In other words, the court was conflicted 10 years ago. Its membership has changed hugely in a decade. Who knows what all the new judges appointed since 2005 might decide? And, as we have just seen in its recent assisted suicide ruling, the court is not above reversing itself by overturning previous decisions.

These B.C. and Quebec health-care cases illustrate the legalization of politics that has become such a feature of Canadian public life under the Charter of Rights and Freedoms. No issue has been more debated in Canada, and no public program has absorbed more public money (and attention) than health care. Judges might be unhappy with the results of the debates and decisions, but no one can deny that the issue has been central in Canada's politics.

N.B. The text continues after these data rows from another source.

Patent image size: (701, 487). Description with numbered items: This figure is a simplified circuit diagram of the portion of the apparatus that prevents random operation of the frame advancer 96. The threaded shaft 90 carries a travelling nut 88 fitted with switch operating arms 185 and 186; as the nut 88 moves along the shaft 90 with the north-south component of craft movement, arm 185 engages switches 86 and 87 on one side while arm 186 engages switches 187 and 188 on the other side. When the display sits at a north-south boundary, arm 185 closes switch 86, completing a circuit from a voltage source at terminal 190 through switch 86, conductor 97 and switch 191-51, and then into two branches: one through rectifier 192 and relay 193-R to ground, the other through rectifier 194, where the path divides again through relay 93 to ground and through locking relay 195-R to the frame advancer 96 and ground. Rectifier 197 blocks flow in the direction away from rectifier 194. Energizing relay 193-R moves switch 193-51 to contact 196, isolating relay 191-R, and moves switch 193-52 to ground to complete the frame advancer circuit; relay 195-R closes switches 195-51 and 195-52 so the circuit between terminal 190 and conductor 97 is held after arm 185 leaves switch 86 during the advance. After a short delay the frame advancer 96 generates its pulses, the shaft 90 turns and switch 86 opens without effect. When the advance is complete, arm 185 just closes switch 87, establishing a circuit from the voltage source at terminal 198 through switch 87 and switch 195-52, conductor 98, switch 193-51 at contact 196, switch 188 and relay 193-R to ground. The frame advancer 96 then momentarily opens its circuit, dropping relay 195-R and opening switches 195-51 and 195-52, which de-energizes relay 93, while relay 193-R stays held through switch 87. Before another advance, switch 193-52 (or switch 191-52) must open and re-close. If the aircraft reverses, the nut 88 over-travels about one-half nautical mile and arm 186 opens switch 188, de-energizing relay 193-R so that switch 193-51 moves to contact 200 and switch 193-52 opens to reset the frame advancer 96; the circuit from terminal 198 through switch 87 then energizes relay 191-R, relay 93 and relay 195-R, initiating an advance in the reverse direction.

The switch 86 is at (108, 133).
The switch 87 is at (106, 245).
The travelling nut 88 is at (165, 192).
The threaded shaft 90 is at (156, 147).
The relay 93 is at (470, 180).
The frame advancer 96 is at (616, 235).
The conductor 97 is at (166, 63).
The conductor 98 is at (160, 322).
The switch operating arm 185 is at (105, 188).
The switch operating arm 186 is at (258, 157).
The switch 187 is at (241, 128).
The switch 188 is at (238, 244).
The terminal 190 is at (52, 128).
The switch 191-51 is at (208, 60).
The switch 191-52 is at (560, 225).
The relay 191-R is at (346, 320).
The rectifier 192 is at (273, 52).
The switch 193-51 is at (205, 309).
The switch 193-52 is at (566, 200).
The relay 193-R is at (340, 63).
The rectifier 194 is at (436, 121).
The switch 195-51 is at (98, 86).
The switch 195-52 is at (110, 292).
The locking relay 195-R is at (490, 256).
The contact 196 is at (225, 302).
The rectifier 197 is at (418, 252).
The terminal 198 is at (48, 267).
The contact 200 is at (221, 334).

And yet in the Chaoulli case, a majority dismissed the decisions of elected officials and barged into the health-care field, despite an obvious lack of expertise. Health care – its provision, organization and financing – is an essentially political issue in the broadest sense of the term, but in the age of the Charter, judges can make just about anything into a legal issue. So they did in Chaoulli, and might again when confronted with the B.C. case.

Madame Justice Marie Deschamps, writing for the majority in Chaoulli, declared about the situation in Quebec: "For many years, the government has failed to act; the situation continues to deteriorate." Much has been done since those words were written. More than $40-billion in extra funds have been spent on health care, courtesy of a federal-provincial agreement. The share of the national economy taken by health care has risen since 2005 (although it has dropped in the last two years).

Wait times in some provinces have come down. But have they come down enough to satisfy the Supreme Court, which set itself up as the arbiter of such answers in the Chaoulli case? Many more hip and knee replacements have been done, but wait times have not come down, owing to increased demand.

How long is reasonable? Should a person in distress have the right to spend his or her money to relieve pain, or must they be triaged by the state? It shouldn't be this way, but the courts will decide.